Speed dating jan 11detroit
The project was the brainchild of Toyota's chairman at the time, Eiji Toyoda, a member of the company's controlling family, who had an unusual obsession with energy saving.The secretive project, known internally only as G21, was at first not meant to be a hybrid.Masayuki Sasanouchi, general manager of Toyota's environmental affairs division, defended the company's attack on the California rules."We understand climate change is a federal issue, so we don't think California has a right to legislate it," he said.
At the time, the price of oil averaged below per barrel, Americans were snapping up ever-bigger SUVs, and saving gasoline seemed like a politically correct anachronism.In September 1994, the G21 team first heard hints from top executives that it should consider hybrid technology, which had been tainted by its association with an earlier, failed project to build an electric car.That December, management came with a thunderbolt -- instead of a 50 percent improvement in fuel efficiency, the new car would need a 100 percent improvement.
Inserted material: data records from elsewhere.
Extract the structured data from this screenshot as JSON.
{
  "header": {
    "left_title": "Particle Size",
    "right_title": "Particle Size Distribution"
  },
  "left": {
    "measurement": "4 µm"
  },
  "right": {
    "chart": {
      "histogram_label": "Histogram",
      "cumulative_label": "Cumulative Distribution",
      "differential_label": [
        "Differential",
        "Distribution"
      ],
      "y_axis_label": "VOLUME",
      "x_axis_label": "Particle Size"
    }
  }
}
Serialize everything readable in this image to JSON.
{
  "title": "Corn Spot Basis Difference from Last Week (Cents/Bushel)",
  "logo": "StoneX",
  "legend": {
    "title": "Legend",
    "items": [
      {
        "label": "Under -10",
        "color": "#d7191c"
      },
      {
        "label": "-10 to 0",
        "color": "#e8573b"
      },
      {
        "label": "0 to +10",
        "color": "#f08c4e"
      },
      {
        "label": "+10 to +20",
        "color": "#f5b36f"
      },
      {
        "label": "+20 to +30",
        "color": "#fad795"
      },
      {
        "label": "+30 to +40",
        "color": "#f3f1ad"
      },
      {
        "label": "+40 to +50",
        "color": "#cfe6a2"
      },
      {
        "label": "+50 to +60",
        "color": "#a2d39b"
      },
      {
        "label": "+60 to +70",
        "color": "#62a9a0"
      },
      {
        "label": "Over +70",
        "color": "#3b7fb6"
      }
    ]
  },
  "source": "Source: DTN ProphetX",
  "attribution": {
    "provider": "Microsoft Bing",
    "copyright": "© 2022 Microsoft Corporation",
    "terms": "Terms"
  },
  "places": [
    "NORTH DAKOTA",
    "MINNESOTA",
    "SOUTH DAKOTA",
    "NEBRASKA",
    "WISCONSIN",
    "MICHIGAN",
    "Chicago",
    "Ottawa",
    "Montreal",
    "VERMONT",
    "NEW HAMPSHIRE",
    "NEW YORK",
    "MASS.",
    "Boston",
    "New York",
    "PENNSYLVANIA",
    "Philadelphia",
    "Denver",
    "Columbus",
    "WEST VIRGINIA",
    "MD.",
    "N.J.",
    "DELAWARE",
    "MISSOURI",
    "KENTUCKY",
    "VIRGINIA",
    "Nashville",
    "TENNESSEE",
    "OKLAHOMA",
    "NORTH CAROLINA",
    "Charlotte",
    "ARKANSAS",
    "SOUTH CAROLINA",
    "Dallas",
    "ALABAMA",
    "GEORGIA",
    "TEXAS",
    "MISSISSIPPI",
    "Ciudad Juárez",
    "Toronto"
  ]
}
In August 1995, Toyota's new chairman, Hiroshi Okuda, came with another thunderbolt -- instead of the previous target date of December 1998, the project would have to be completed by December 1997."So they're the most aggressive about developing alternate technologies." By Wall Street's main yardstick -- the company's share price levels -- Toyota is the world's ninth most valuable company, and is now worth more than double the combined value of GM, Ford and Daimler Chrysler.Japanese analysts agree that even by Japan's standards, Toyota is unique.
"What has made this revolution possible is that Toyota is a company with a focus on technology, because we think innovation is the future of our company," Ogiso said in an interview. We are trying very hard, and it is very difficult." Ogiso's humility is typical of Toyota.